Thursday, March 14, 2013

Child Research

This was a very interesting article concerning the rights of children, specifically in the context of research. Children’s’ rights were officially stated in the Convention of the Rights of the Child (CRC) in 1989.  Most UN countries have signed and ratified it; however the USA has only signed it.  This surprised me, as rights are very important to Americans.  The CRC does not specifically talk about research, however many associations have based their policies regarding research on children on the CRC.

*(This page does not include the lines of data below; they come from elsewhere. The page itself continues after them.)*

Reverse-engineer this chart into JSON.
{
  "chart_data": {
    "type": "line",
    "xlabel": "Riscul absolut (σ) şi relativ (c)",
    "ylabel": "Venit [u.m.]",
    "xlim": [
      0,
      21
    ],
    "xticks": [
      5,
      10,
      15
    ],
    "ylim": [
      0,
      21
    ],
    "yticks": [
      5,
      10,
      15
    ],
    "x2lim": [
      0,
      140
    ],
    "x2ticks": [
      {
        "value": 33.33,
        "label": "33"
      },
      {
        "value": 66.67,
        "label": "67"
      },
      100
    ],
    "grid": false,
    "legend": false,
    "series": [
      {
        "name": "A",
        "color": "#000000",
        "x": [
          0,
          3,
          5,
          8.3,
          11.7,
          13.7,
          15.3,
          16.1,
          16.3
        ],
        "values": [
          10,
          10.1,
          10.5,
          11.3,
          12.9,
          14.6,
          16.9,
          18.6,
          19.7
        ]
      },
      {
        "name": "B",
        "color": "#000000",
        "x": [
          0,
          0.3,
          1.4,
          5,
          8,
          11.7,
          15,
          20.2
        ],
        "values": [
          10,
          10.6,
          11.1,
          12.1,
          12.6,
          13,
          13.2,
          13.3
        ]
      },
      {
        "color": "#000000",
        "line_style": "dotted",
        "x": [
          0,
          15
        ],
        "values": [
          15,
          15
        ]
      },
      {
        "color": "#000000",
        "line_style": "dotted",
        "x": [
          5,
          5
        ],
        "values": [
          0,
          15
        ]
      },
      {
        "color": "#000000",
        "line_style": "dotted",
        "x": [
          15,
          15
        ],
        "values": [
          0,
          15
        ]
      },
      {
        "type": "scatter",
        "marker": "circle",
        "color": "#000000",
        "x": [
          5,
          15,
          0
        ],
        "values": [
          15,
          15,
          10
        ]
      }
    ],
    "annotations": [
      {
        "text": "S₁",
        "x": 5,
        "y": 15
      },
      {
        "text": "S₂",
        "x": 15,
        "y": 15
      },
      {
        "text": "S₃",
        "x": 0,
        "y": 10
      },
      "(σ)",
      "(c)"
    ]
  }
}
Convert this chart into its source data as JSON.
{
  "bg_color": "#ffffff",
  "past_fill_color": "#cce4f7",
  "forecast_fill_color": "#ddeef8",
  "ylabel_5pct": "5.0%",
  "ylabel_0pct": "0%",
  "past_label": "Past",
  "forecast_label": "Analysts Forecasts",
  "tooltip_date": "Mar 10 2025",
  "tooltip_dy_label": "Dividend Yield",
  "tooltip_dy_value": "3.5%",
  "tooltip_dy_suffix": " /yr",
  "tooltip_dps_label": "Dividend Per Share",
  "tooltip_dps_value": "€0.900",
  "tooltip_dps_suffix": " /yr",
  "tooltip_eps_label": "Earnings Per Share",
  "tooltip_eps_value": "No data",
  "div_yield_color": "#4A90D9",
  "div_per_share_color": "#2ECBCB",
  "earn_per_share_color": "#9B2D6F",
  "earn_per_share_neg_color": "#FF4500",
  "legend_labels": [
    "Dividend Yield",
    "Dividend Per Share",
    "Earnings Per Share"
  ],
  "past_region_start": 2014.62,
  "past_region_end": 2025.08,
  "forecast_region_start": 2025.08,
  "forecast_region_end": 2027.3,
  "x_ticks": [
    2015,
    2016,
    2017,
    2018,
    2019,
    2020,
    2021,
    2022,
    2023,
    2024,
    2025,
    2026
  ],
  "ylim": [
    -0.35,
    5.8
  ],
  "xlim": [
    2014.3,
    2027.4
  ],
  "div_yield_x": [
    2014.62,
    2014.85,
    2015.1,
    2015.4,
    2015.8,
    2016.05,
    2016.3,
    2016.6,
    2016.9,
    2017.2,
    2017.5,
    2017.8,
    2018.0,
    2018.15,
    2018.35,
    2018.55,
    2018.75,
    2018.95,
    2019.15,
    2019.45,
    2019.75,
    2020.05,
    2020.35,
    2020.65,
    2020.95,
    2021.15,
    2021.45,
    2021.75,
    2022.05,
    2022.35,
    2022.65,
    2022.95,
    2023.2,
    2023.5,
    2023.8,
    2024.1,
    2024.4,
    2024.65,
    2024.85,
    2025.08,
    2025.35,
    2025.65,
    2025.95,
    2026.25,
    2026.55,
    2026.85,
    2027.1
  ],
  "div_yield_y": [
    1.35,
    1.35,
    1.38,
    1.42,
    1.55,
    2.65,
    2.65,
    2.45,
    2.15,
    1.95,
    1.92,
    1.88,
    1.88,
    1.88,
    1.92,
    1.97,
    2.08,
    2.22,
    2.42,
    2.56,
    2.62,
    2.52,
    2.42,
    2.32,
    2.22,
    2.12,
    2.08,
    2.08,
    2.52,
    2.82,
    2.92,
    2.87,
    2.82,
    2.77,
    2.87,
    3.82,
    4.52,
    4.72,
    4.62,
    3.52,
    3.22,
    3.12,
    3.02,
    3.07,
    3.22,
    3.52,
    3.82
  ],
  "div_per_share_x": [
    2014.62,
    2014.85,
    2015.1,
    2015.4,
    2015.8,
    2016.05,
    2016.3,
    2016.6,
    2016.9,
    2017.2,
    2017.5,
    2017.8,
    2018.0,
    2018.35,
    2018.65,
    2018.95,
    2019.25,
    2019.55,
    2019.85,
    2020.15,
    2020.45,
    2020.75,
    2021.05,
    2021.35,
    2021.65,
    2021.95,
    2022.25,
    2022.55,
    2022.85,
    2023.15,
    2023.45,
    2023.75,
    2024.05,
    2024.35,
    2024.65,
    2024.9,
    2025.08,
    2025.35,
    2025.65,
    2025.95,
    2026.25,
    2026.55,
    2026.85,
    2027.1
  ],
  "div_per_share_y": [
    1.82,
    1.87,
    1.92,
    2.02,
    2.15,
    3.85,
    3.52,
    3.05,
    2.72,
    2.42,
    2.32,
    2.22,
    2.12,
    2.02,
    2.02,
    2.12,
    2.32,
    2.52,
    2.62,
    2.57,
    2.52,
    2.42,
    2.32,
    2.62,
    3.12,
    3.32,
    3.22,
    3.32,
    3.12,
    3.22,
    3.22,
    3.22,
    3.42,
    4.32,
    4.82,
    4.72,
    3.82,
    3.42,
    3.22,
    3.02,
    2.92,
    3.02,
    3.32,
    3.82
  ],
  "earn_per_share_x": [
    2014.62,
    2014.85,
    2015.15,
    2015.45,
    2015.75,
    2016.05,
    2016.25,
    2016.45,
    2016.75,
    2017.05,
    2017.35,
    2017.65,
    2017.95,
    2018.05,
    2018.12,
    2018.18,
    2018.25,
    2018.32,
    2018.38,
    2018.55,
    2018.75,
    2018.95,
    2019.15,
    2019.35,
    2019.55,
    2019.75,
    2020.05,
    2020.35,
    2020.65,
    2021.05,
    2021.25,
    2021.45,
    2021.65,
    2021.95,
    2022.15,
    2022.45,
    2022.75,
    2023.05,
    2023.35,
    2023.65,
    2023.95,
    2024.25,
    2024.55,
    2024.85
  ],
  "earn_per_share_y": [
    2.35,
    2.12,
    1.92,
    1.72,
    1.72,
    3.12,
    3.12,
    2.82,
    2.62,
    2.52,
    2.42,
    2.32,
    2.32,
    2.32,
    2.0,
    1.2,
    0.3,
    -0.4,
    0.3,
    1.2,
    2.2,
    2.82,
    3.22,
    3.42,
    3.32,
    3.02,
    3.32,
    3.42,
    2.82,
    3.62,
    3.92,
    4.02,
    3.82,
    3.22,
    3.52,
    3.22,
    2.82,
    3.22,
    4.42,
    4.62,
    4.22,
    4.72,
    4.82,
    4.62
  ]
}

How do the rights of a child differ from those of an adult? One of the biggest differences is that children are not old enough to make official decisions on their own.   Thus children cannot give informed consent for research. This makes it much easier to exploit a child “for the good of society”, if their guardian agrees to the research, than an adult.  Thus, to protect children from mistreatment, only the potential benefits to the child are considered when determining if the research is worth the risks. On the other hand, the potential benefits to society as a whole are considered when evaluating the viability of research on an adult.  This protects children; however it also provides a large barrier to the progression of technological benefits for children.  In addition, this leads to more research being done on sick individuals and those with disabilities.  I don’t think this is right as it doesn’t seem to be treating kids equally but rather targets those who have more to gain.  The progression of technological advancements is potentially much more important for those with disabilities than for those without.  As 90% of kids with disabilities in developing countries drop out of school (this includes people with bad eyesight who can’t get glasses), research needs to be done to reduce that number and help limit the effect of those disabilities on their lives. I can’t think of a good solution.  I understand the current policy and agree with the extra protection provided for children, but I am not sure how to minimize the negative effects of such a position.  What do you think?